Whenever you read the name Gynuity, know it is a “research and technical assistance” organization specifically devoted to bringing products such as chemical abortions [RU-486]to the world.

And that would often involve what proponents call “telemedicine,” or, if they are more honest, “tele-abortions,” and what critics, such as National Right to Life, have accurately called web-cam abortions.

According to a recent story in Hawaii News Now, Gynuity is funding and overseeing a pilot project in Hawaii to bring webcam abortions to the Aloha State.

Mahealani Richardson tells us Hawaii is one of four pilot projects the FDA is allowing. The objective is to “increase access” to abortion.

The description in Richardson’s story is brief and inaccurate, ending (as most stories do) by describing a chemical abortion as “like inducing a miscarriage definitely stopping the pregnancy and then the second set of pills causing the pregnancy to pass,” as Dr. Ghazaleh Moayedi, of the University of Hawaii, euphemistically described it.

Hardly. Chemical abortions requires two powerful drugs. Mifepristone (or “RU-486”) is typically given at the abortion facility. It blocks progesterone, shutting down the system supplying nutrients to the baby. The second prostaglandin drug, misoprostol, often taken at home, induces severe cramping and bleeding in order to expel the baby’s tiny body. Often the woman experiences almost unbearable pain.

Here’s how a chemical abortion via webcam actually works. To begin with, and most important, the abortionist never sees the woman in person; it’s all done remotely.

The woman visits a small lightly staffed storefront sized clinic and talks with the abortionist over a video link. If he looks at her record and is satisfied with her answers, he clicks a button and releases a drawer holding the pills at her location.

Typically she takes the mifepristone in the office. Under what conditions she takes the prostaglandin depends on how much protection a given state is able to write into law or administrative regulations.

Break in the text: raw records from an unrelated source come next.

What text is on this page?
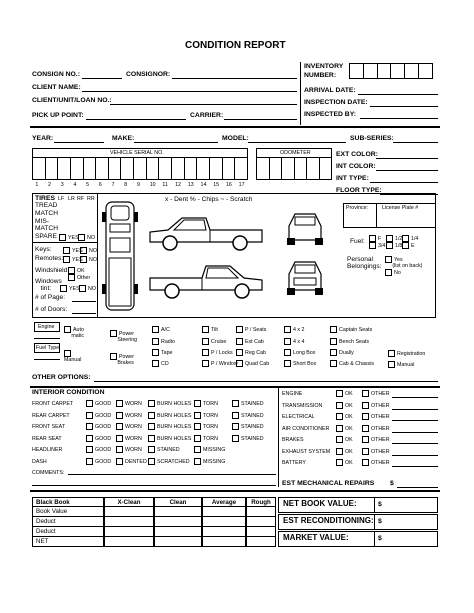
CONDITION REPORT
CONSIGN NO.:	CONSIGNOR:
INVENTORY
NUMBER:
CLIENT NAME:	ARRIVAL DATE:
CLIENT/UNIT/LOAN NO.:	INSPECTION DATE:
PICK UP POINT:	CARRIER:	INSPECTED BY:
YEAR:	MAKE:	MODEL:	SUB-SERIES:
VEHICLE SERIAL NO.	ODOMETER	EXT COLOR:
INT COLOR:
INT TYPE:
FLOOR TYPE:
TIRES LF LR RF RR
TREAD
MATCH
MIS-
MATCH
SPARE	YES	NO
Keys:	YES	NO
Remotes:	YES	NO
Windshield:	OK
Other
Windows
tint:	YES	NO
# of Page:
# of Doors:
x - Dent % - Chips ~ - Scratch
Province:	License Plate #
Fuel:	F	1/2	1/4
3/4	1/8	E
Personal
Belongings:
Yes
(list on back)
No
Engine
Fuel Type
Auto
matic

Manual
Power
Steering
Power
Brakes
Registration
Manual
OTHER OPTIONS:
INTERIOR CONDITION
EST MECHANICAL REPAIRS $
NET BOOK VALUE:	$
EST RECONDITIONING: $
MARKET VALUE:	$
1 2 3 4 5 6 7 8 9 10 11 12 13 14 15 16 17
A/C
Radio
Tape
CD
Tilt
Cruise
P / Locks
P / Window
P / Seats
Ext Cab
Reg Cab
Quad Cab
4 x 2
4 x 4
Long Box
Short Box
Captain Seats
Bench Seats
Dually
Cab & Chassis
FRONT CARPET	GOOD	WORN	BURN HOLES	TORN	STAINED
REAR CARPET	GOOD	WORN	BURN HOLES	TORN	STAINED
FRONT SEAT	GOOD	WORN	BURN HOLES	TORN	STAINED
REAR SEAT	GOOD	WORN	BURN HOLES	TORN	STAINED
HEADLINER	GOOD	WORN	STAINED	MISSING
DASH	GOOD	DENTED	SCRATCHED	MISSING
COMMENTS:
ENGINE	OK	OTHER
TRANSMISSION	OK	OTHER
ELECTRICAL	OK	OTHER
AIR CONDITIONER	OK	OTHER
BRAKES	OK	OTHER
EXHAUST SYSTEM	OK	OTHER
BATTERY	OK	OTHER
Black Book	X-Clean	Clean	Average	Rough
Book Value
Deduct
Deduct
NET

Pro-abortionists want her to be able to take the misoprostol at home or, if she does come back to the office, to be administered by or be in the presence of pretty much anyone in the office (as opposed to requiring the abortionist/doctor).

As Dr. Randall K. O’Bannon, NRL director of education & research, has explained, the latest pro-abortion push is to see if they can convince the FDA to allow women to purchase mifepristone and misoprostol by mail order to use at home. This would leave women without any medical supervision, without any guarantee the drugs are safe, and without any security to stop a third party from purchasing the abortifacients to abort a woman’s pregnancy against her will.